Direct naar de inhoud
Agriculture and rural development

Turrón de Alicante BGA / Turrón de Jijona BGA

De beschermde geografische aanduiding (BGA) garandeert dat minstens één van de productie-, verwerkings- of bereidingsstappen in het betrokken gebied plaatsvindt.

Oorsprong

kaart van het kalifaat van Cordoba
Rond 1000 n.C. hadden Arabische en Berberse kolonisten het grootste deel van het Iberisch Schiereiland veroverd.
© Wikimedia Commons

Vermoedelijk werd de eerste noga in de stad Jijona gemaakt door Arabische en Joodse kolonisten. Zij introduceerden amandelen en gedroogd fruit in de plaatselijke keuken.

De productie begon waarschijnlijk al in de middeleeuwen, maar de eerste vermelding van lokale turrón vinden we pas in 1484, in een document van de stad Valencia.

Nadat de persoonlijke kok van koning Filips II (1526-1598) turrón aan het Spaanse hof had geïntroduceerd, groeide het al snel uit tot een geliefde lekkernij van koningen en koninginnen.
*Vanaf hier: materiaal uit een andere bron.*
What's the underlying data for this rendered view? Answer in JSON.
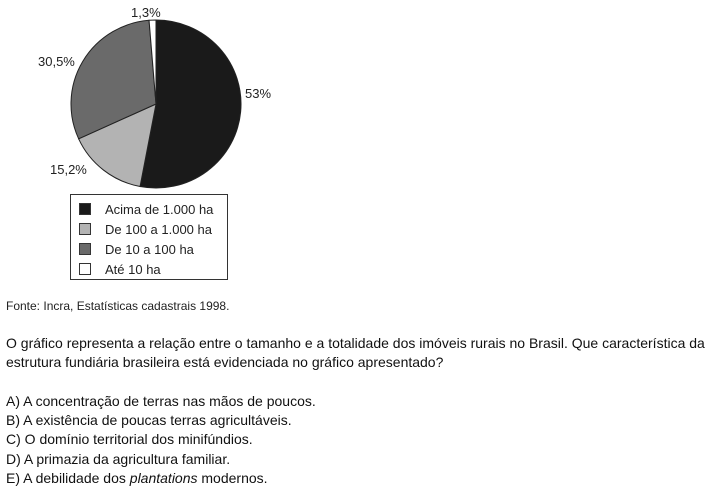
{
  "chart_data": {
    "type": "pie",
    "title": "",
    "slices": [
      {
        "label": "Acima de 1.000 ha",
        "value": 53,
        "display": "53%",
        "color": "#1a1a1a"
      },
      {
        "label": "De 100 a 1.000 ha",
        "value": 15.2,
        "display": "15,2%",
        "color": "#b3b3b3"
      },
      {
        "label": "De 10 a 100 ha",
        "value": 30.5,
        "display": "30,5%",
        "color": "#6a6a6a"
      },
      {
        "label": "Até 10 ha",
        "value": 1.3,
        "display": "1,3%",
        "color": "#ffffff"
      }
    ],
    "legend_placement": "bottom"
  },
  "source": "Fonte: Incra, Estatísticas cadastrais 1998.",
  "question": "O gráfico representa a relação entre o tamanho e a totalidade dos imóveis rurais no Brasil. Que característica da estrutura fundiária brasileira está evidenciada no gráfico apresentado?",
  "options": [
    {
      "letter": "A)",
      "text": "A concentração de terras nas mãos de poucos."
    },
    {
      "letter": "B)",
      "text": "A existência de poucas terras agricultáveis."
    },
    {
      "letter": "C)",
      "text": "O domínio territorial dos minifúndios."
    },
    {
      "letter": "D)",
      "text": "A primazia da agricultura familiar."
    },
    {
      "letter": "E)",
      "text": "A debilidade dos",
      "emphasis": "plantations",
      "suffix": "modernos."
    }
  ]
}
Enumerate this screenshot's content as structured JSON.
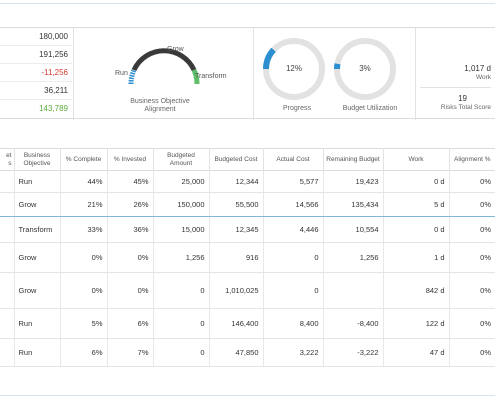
{
  "summary": {
    "financials": [
      {
        "value": "180,000",
        "tone": "normal"
      },
      {
        "value": "191,256",
        "tone": "normal"
      },
      {
        "value": "-11,256",
        "tone": "negative"
      },
      {
        "value": "36,211",
        "tone": "normal"
      },
      {
        "value": "143,789",
        "tone": "positive"
      }
    ],
    "alignment": {
      "caption": "Business Objective Alignment",
      "labels": {
        "run": "Run",
        "grow": "Grow",
        "transform": "Transform"
      }
    },
    "progress": {
      "value_label": "12%",
      "fraction": 0.12,
      "caption": "Progress"
    },
    "budget_utilization": {
      "value_label": "3%",
      "fraction": 0.03,
      "caption": "Budget Utilization"
    },
    "kpis": [
      {
        "value": "1,017 d",
        "label": "Work"
      },
      {
        "value": "19",
        "label": "Risks Total Score"
      }
    ]
  },
  "colors": {
    "accent_blue": "#2c8fd0",
    "gauge_dark": "#3a3a3a",
    "gauge_green": "#5fbe6a",
    "negative": "#d43a2f",
    "positive": "#5fae3c",
    "ring_grey": "#e2e2e2"
  },
  "table": {
    "headers": [
      "et s",
      "Business Objective",
      "% Complete",
      "% Invested",
      "Budgeted Amount",
      "Budgeted Cost",
      "Actual Cost",
      "Remaining Budget",
      "Work",
      "Alignment %"
    ],
    "rows": [
      {
        "objective": "Run",
        "complete": "44%",
        "invested": "45%",
        "amount": "25,000",
        "cost": "12,344",
        "actual": "5,577",
        "remaining": "19,423",
        "work": "0 d",
        "alignment": "0%"
      },
      {
        "objective": "Grow",
        "complete": "21%",
        "invested": "26%",
        "amount": "150,000",
        "cost": "55,500",
        "actual": "14,566",
        "remaining": "135,434",
        "work": "5 d",
        "alignment": "0%"
      },
      {
        "objective": "Transform",
        "complete": "33%",
        "invested": "36%",
        "amount": "15,000",
        "cost": "12,345",
        "actual": "4,446",
        "remaining": "10,554",
        "work": "0 d",
        "alignment": "0%"
      },
      {
        "objective": "Grow",
        "complete": "0%",
        "invested": "0%",
        "amount": "1,256",
        "cost": "916",
        "actual": "0",
        "remaining": "1,256",
        "work": "1 d",
        "alignment": "0%"
      },
      {
        "objective": "Grow",
        "complete": "0%",
        "invested": "0%",
        "amount": "0",
        "cost": "1,010,025",
        "actual": "0",
        "remaining": "",
        "work": "842 d",
        "alignment": "0%"
      },
      {
        "objective": "Run",
        "complete": "5%",
        "invested": "6%",
        "amount": "0",
        "cost": "146,400",
        "actual": "8,400",
        "remaining": "-8,400",
        "work": "122 d",
        "alignment": "0%"
      },
      {
        "objective": "Run",
        "complete": "6%",
        "invested": "7%",
        "amount": "0",
        "cost": "47,850",
        "actual": "3,222",
        "remaining": "-3,222",
        "work": "47 d",
        "alignment": "0%"
      }
    ]
  }
}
In 1610 schreef historicus Gaspar Escolano dat turrón vaak als geschenk werd gegeven aan prinsen en koningen.

In de zeventiende en achttiende eeuw evolueerde de productie van turrón en groeide de populariteit ervan. Getuige daarvan zijn de talrijke romans, toneelstukken en wetenschappelijke teksten uit die tijd waarin turrón vermeld wordt.
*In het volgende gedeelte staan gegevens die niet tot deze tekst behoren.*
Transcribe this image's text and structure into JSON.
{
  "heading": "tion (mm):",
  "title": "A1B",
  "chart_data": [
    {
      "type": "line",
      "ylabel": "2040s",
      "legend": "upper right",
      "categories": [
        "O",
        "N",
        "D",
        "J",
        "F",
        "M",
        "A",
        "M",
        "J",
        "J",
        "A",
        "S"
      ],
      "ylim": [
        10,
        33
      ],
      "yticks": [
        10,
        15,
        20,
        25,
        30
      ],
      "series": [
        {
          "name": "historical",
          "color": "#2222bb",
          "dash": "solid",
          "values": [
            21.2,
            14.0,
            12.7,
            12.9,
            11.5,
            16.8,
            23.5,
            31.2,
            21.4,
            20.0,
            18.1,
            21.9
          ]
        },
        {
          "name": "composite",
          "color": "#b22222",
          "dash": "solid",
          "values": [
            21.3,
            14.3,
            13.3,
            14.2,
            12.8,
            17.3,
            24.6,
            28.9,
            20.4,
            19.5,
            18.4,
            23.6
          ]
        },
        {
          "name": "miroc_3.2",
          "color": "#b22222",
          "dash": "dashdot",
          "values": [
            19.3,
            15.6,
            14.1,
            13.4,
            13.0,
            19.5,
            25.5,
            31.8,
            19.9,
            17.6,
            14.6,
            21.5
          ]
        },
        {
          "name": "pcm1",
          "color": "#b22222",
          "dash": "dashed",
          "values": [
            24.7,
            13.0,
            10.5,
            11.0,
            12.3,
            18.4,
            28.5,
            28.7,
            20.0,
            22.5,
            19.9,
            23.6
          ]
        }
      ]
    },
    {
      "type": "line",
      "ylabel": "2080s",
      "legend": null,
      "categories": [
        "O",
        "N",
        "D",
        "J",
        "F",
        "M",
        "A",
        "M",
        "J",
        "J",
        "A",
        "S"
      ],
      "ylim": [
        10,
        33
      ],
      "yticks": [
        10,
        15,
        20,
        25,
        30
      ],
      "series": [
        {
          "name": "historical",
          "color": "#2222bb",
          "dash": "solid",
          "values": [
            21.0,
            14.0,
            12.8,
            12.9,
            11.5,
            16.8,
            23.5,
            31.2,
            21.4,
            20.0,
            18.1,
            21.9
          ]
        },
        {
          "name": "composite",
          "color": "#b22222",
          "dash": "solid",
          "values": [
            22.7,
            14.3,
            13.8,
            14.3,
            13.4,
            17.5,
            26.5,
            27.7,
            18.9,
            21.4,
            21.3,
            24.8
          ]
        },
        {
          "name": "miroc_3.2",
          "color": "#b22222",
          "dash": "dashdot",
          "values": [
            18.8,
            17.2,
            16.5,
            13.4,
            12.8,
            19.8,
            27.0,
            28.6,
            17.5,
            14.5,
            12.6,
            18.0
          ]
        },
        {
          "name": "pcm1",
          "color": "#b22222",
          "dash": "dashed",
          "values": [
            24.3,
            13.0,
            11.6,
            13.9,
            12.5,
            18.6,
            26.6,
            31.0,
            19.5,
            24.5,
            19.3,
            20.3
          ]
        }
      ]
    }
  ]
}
bergachtig landschap en blauwe hemel
Het bergachtige landschap van de provincie Alicante gaat over in de Middellandse Zee.
© AdobeStock – Alex Tihonov

Vanaf de tweede helft van de negentiende eeuw was de vraag naar noga zo groot geworden dat er fabrieken werden gebouwd. De industriële productie nam een hoge vlucht. In Jijona ontstonden beroemde nogamerken, waardoor mensen van het omliggende platteland naar de stad verhuisden om er in de fabrieken te werken. Veel gezinnen uit de streek reisden en verkochten hun product in heel Spanje en daarbuiten, vooral in Noord-Afrika en Zuid-Amerika.

een man die naast een machine in een fabriek staat, circa 1800s
Dankzij de uitvinding van nieuwe machines konden turrónproducenten tegemoetkomen aan de stijgende vraag.
© Museo del Turrón – Jijona

Tegen de tweede helft van de twintigste eeuw was de voedingsindustrie van Jijona het economische hart van de streek geworden. Om ervoor te zorgen dat de fabrieken het hele jaar door konden draaien, begonnen veel turrónbedrijven tijdens de zomer roomijs te produceren, terwijl ze zich in de winter weer op noga richtten.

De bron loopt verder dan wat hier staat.